Eight out of 9 values (88.89%) of actual TVC were within the prediction range (ASZ) and only 1 value (11.11%) of observed TVC was in the “fail-safe” zone. The results of previous studies showed that 85% of TVC and Pseudomonas spp. loads in Pangasius fillets recorded in the ASZ (Mai & Huynh, 2017), about 83% of L. monocytogenes counts in fresh cheese lied within the ASZ (Østergaard et al., 2014).
Our findings showed the efficient application of the kinetics models for bacterial growth in tilapia fillets at the cold supply chain end.
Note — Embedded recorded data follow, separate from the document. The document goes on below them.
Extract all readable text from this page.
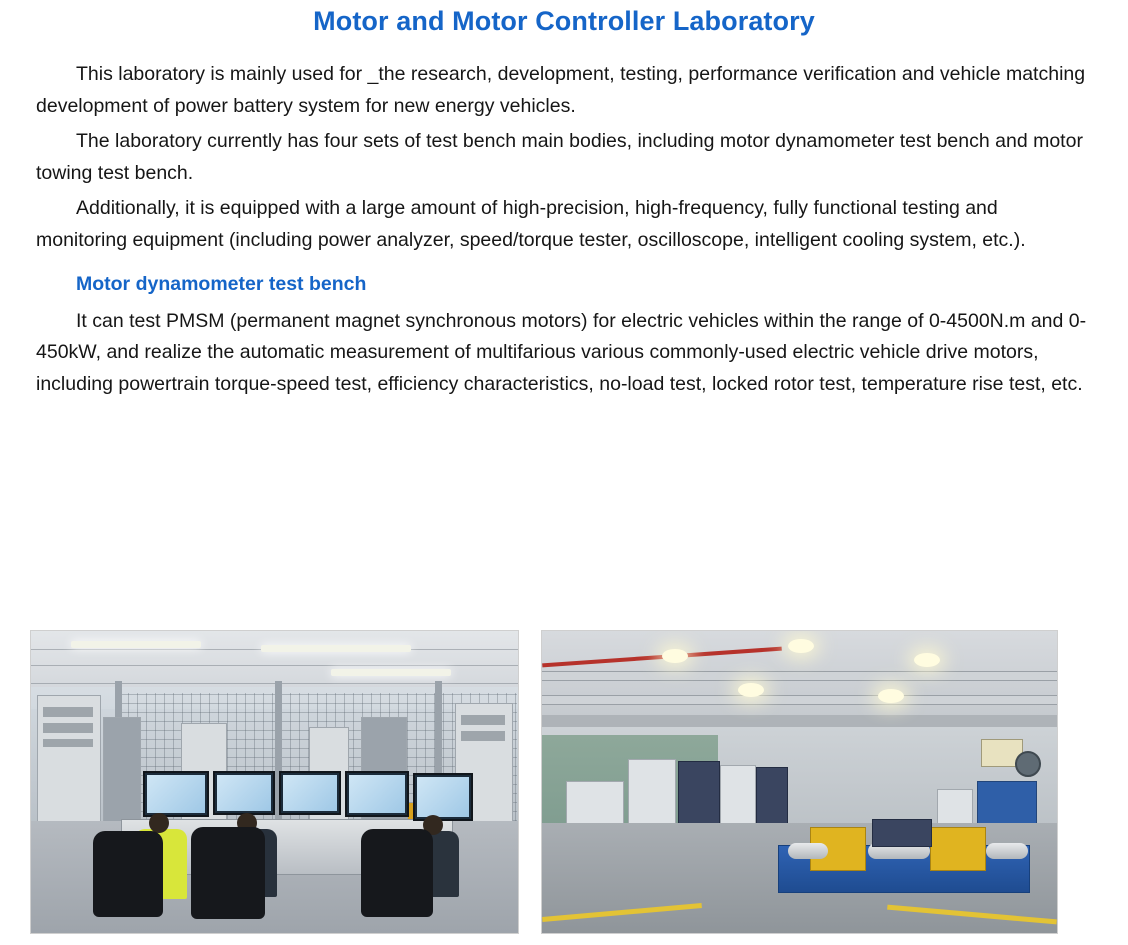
Motor and Motor Controller Laboratory

This laboratory is mainly used for _the research, development, testing, performance verification and vehicle matching development of power battery system for new energy vehicles.

The laboratory currently has four sets of test bench main bodies, including motor dynamometer test bench and motor towing test bench.

Additionally, it is equipped with a large amount of high-precision, high-frequency, fully functional testing and monitoring equipment (including power analyzer, speed/torque tester, oscilloscope, intelligent cooling system, etc.).

Motor dynamometer test bench

It can test PMSM (permanent magnet synchronous motors) for electric vehicles within the range of 0-4500N.m and 0-450kW, and realize the automatic measurement of multifarious various commonly-used electric vehicle drive motors, including powertrain torque-speed test, efficiency characteristics, no-load test, locked rotor test, temperature rise test, etc.
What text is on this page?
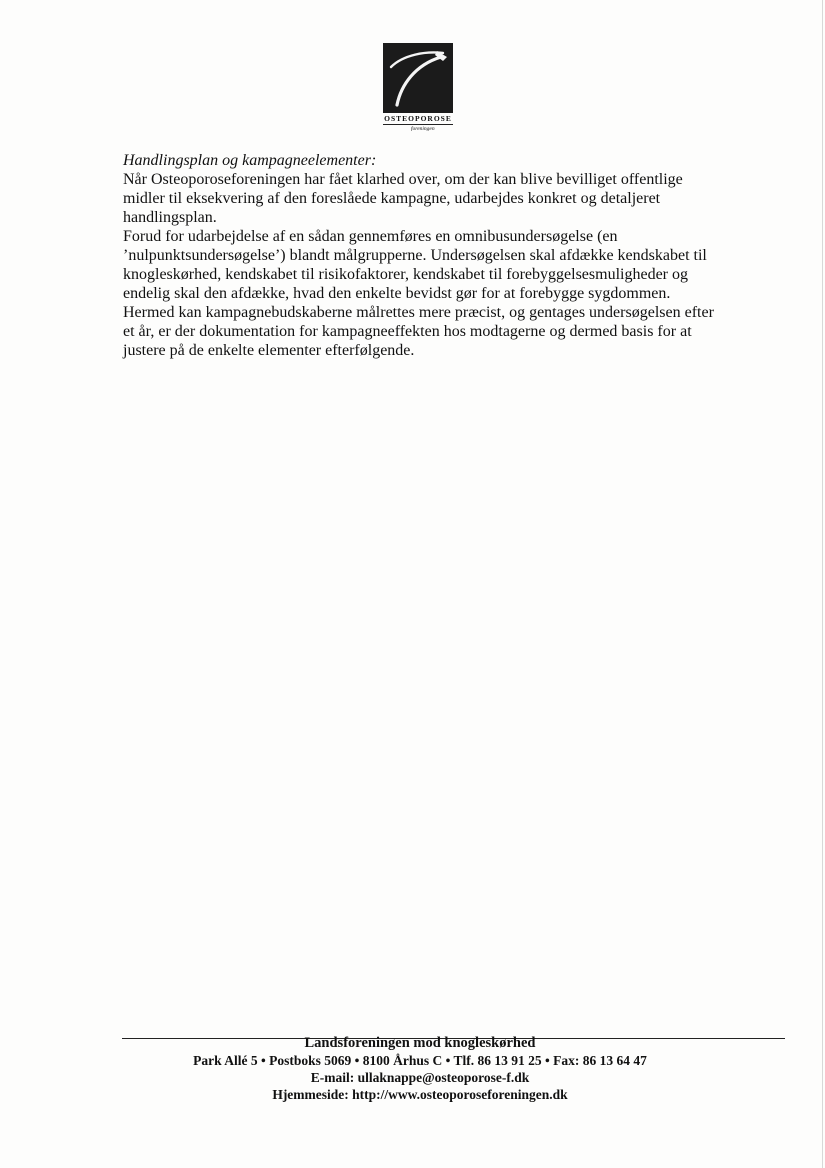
OSTEOPOROSE
foreningen

Handlingsplan og kampagneelementer:

Når Osteoporoseforeningen har fået klarhed over, om der kan blive bevilliget offentlige midler til eksekvering af den foreslåede kampagne, udarbejdes konkret og detaljeret handlingsplan.

Forud for udarbejdelse af en sådan gennemføres en omnibusundersøgelse (en ’nulpunktsundersøgelse’) blandt målgrupperne. Undersøgelsen skal afdække kendskabet til knogleskørhed, kendskabet til risikofaktorer, kendskabet til forebyggelsesmuligheder og endelig skal den afdække, hvad den enkelte bevidst gør for at forebygge sygdommen. Hermed kan kampagnebudskaberne målrettes mere præcist, og gentages undersøgelsen efter et år, er der dokumentation for kampagneeffekten hos modtagerne og dermed basis for at justere på de enkelte elementer efterfølgende.

Landsforeningen mod knogleskørhed
Park Allé 5 • Postboks 5069 • 8100 Århus C • Tlf. 86 13 91 25 • Fax: 86 13 64 47
E-mail: ullaknappe@osteoporose-f.dk
Hjemmeside: http://www.osteoporoseforeningen.dk
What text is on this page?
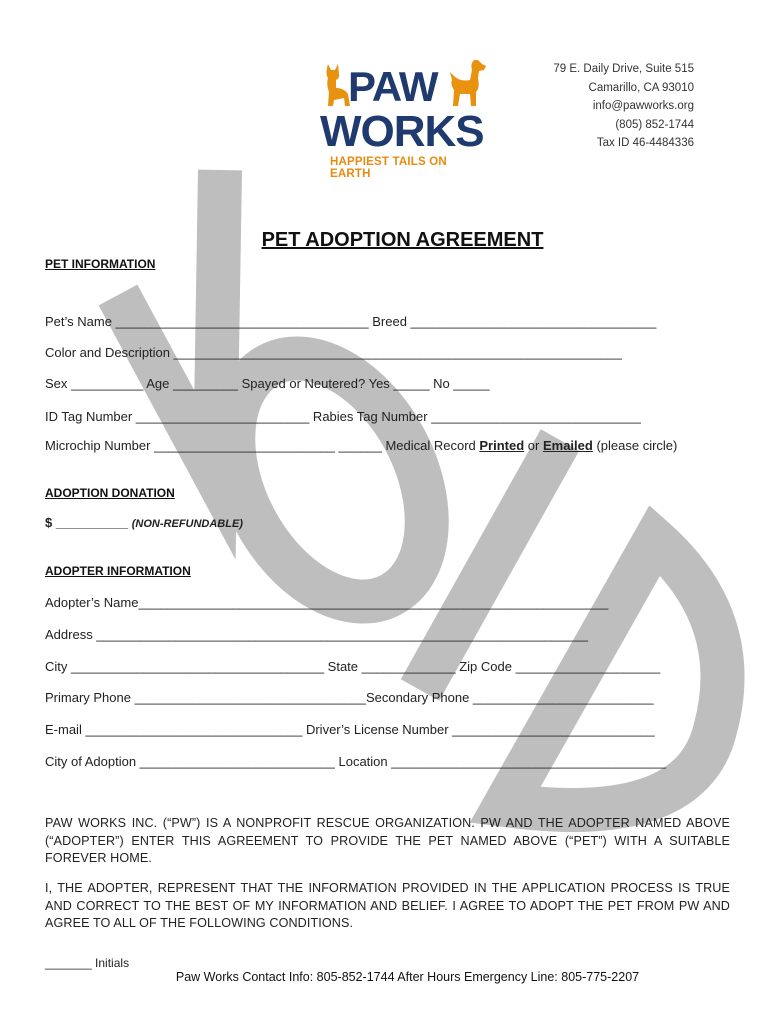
PAW
WORKS
HAPPIEST TAILS ON EARTH
79 E. Daily Drive, Suite 515
Camarillo, CA 93010
info@pawworks.org
(805) 852-1744
Tax ID 46-4484336
PET ADOPTION AGREEMENT
PET INFORMATION
Pet’s Name ___________________________________ Breed __________________________________
Color and Description ______________________________________________________________
Sex __________ Age _________ Spayed or Neutered? Yes _____ No _____
ID Tag Number ________________________ Rabies Tag Number _____________________________
Microchip Number _________________________ ______ Medical Record Printed or Emailed (please circle)
ADOPTION DONATION
$ __________ (NON-REFUNDABLE)
ADOPTER INFORMATION
Adopter’s Name_________________________________________________________________
Address ____________________________________________________________________
City ___________________________________ State _____________ Zip Code ____________________
Primary Phone ________________________________Secondary Phone _________________________
E-mail ______________________________ Driver’s License Number ____________________________
City of Adoption ___________________________ Location ______________________________________
PAW WORKS INC. (“PW”) IS A NONPROFIT RESCUE ORGANIZATION. PW AND THE ADOPTER NAMED ABOVE (“ADOPTER”) ENTER THIS AGREEMENT TO PROVIDE THE PET NAMED ABOVE (“PET”) WITH A SUITABLE FOREVER HOME.
I, THE ADOPTER, REPRESENT THAT THE INFORMATION PROVIDED IN THE APPLICATION PROCESS IS TRUE AND CORRECT TO THE BEST OF MY INFORMATION AND BELIEF. I AGREE TO ADOPT THE PET FROM PW AND AGREE TO ALL OF THE FOLLOWING CONDITIONS.
_______ Initials
Paw Works Contact Info: 805-852-1744 After Hours Emergency Line: 805-775-2207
Based on the elapsed storage temperature, the TVC of Nile tilapia fillets could be predicted at any point of time in the chain downstream, enabling the prediction of a safe storage time of tilapia fillets. The developed models might also be helpful for food stakeholders in managing their product quality in a faster, more accurate, and cost-effective way.
Conclusion
According to research results, microorganisms increase rapidly when storage temperature is violated, TVC exceeds the prescribed threshold of 6.39 log CFU/g after 32 h of storage. After 7 days (168 h) of tilapia fillet storage, the TVC was extremely high, reaching 11.71 log CFU/g. Based on the changes in bacterial counts over time observed at different stable temperatures, the growth models for the cold-tolerant aerobic bacteria and Pseudomonas spp. were developed, with the relatively high value of R2. Model validation at dynamic temperatures of imitated and real-life conditions supported the possible implementation of the models in predicting the bacterial counts on the ground of temperature records, helping to identify the shelf life of products during supply chains.